Toomey noted that the experience was a pleasant callback to her experience on the weightlifting platform where coaches take care of the number-crunching for athletes so they can focus on themselves. However, she also seemed indifferent to the idea of needing a coach right by her side during an event.

  • “Throughout the rest of the year, Shane preps us so well that we know what we need to do to execute our game plan,” Toomey said. Noting that while it was nice to have her husband and training partner on the floor with her, it didn’t make or break the event.
Photo courtesy of CrossFit LLC.

What the coaches are saying: This experience was not only important for athletes, but also for coaches, who commented on how the new setup allowed them to be better coaches and support systems for their athletes during game time.

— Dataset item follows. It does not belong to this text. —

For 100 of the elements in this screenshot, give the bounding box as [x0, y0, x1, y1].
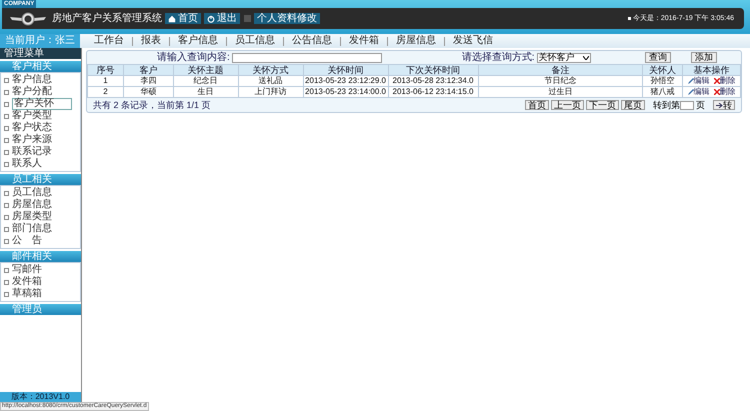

  • “In events like the total and the bike/rope climb event today it’s great that we are able to have that access [to the athletes],” said Kari Pearce’s coach, Justin Cotler.
  • “I’ve always felt one of the big elements missing at the Games was coach access during events. In most sports coaches have the ability to affect “in-game” situations and outcomes with their athletes. In CrossFit, the Games have rarely afforded us that ability,” Cotler added.
  • Cotler also noted the importance of his ability to be right by Pearce’s side during Stage 1. “Stage 1 of the Games was phenomenal and really special in that I was able to give Kari what I felt she needed as far as coaching/support in order to get into that top 5.”

The big picture: On many levels, it seems like coaches are finally getting the access and the respect they deserve. Moving forward, some continue to hope for increased coach access.

  • “It’s a great indication of our sport growing and constantly evolving,” commented Toomey.
  • “I hope with new leadership in place at HQ that coaches will get the respect we deserve and no longer be considered “spectators with limited access,” said Cotler.

While it’s unknown at this point what the next season will look like, one thing is very clear: The ability of the coaches to make game-time decisions for their athletes on the floor can make or break an event and is something to be considered moving forward as the sport grows and evolves.